Unlike The Dylan hotel in Millbrae, The Triton has class and style at a modest price (also $150 a night), in a spectacular location – a perfect launching point for our weekend in SFO China Town. The rooms were small but well appointed, quiet, and modern. The hotel staff was friendly, accommodating, and there was free wine at 5PM. There were only two downsides to The Triton. The first was that we weren’t able to get our room cleaned on Saturday because we weren’t out in time for the maids to come, and they only came by at a certain time. We were, however, easily able to get more towels when needed. The second was that there was no “Do no disturb” sign (which we think was an oversight for our room only, because we saw other rooms with these signs hanging on the doors), so the maids knocked on our door endlessly during the time period we were trying to nap.
SFO Waterfront Take 1
After checking in on Friday afternoon, we showered and went downstairs to partake in happy hour, and then decided to walk around the waterfront before meeting my friend Veronica for a drink. Veronica was a friend from my MBA program, Thunderbird, where we overlapped for about a year in 2011-2012. She was working at a well-funded startup in the telecommunications space in San Francisco. Before meeting her at the Ferry Building, we walked around The Embarcadero and Pier 7.

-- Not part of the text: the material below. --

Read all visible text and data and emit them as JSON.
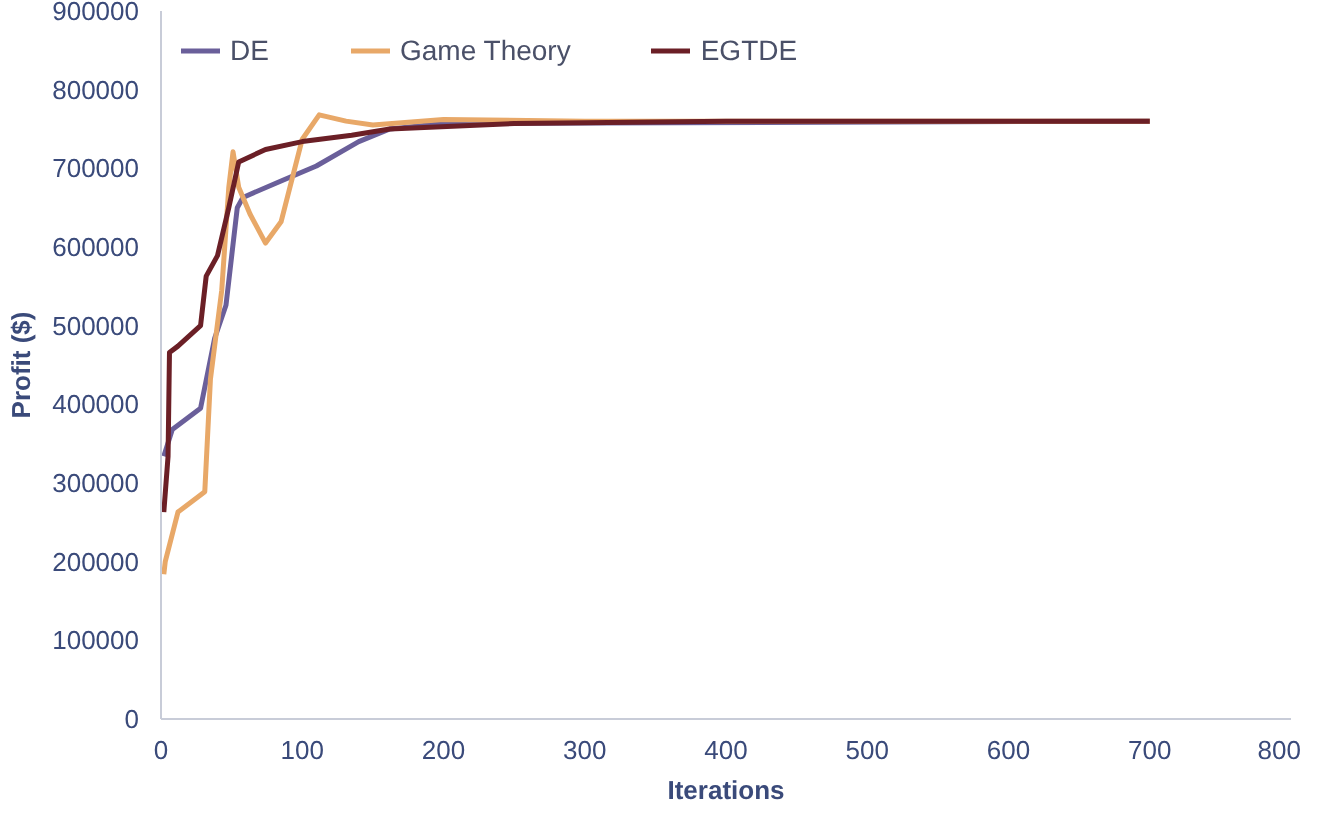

Unfortunately I only had my phone camera, because there were some gorgeous city as well as bay shots with great lighting.
We headed down a few blocks to the Ferry Building Marketplace (it was very much like an upscale hipster version of Faneuil Hall in Boston – an indoor marketplace) and met Veronica for a drink at the wine bar. We caught up over some charcuterie and Cabernet – the perfect combo.
Dining in SFO China Town
After saying goodbye to Veronica, we decided to walk around SFO China Town and find some Chinese food. We ended up asking a shop keeper for a recommendation, and she told us that R&G Lounge was the place to go. It was on a side street near the SFO China Town Hilton, and was packed with Caucasians as well as Asians (so it looked promising). We gave our name to the hostess, who told us it would be about 30 minutes. We walked around some more to kill time, and stumbled upon some older Chinese women doing Tai Chi and Chinese dance in a courtyard (and pondered that this is why these women lived forever). We watched them for a while and received a moment of peace.
We made it back to R&G and had a drink at the bar while we waited some more. The bartender was awesome – friendly, detail-oriented, flashy (did tricks while he made the drinks), and most importantly made some wicked drinks. Our table was ready shortly and we were bustled towards the back of the bar where a few small tables were located. We glimpsed the rest of the restaurant, a more formal dining room setting, on the other side of the bar, out of public view.
We ordered the Kung Pao chicken and a plate of vegetables. Both were good but not amazing. It was a fun atmosphere, but I would recommend to anyone visiting to try something else. I’ve included a map here of all the restaurants we visited – R&G and the Ferry Building wine bar on night 1, the Boudin sourdough company on the waterfront on day 2 for lunch (not pictured), Caffe Macarroni (hated the name, loved the place) for dinner on day 2, and Yank Sing for dim sum brunch on day 3. Everything was spectacular except for R&G, which again, was good but not great.
We were exhausted by the end of the night (already having walked about 20,000 steps each) and made it back to The Triton around 1030PM, and were sleeping soundly by 11PM. Our first night of our weekend in SFO China Town was a success.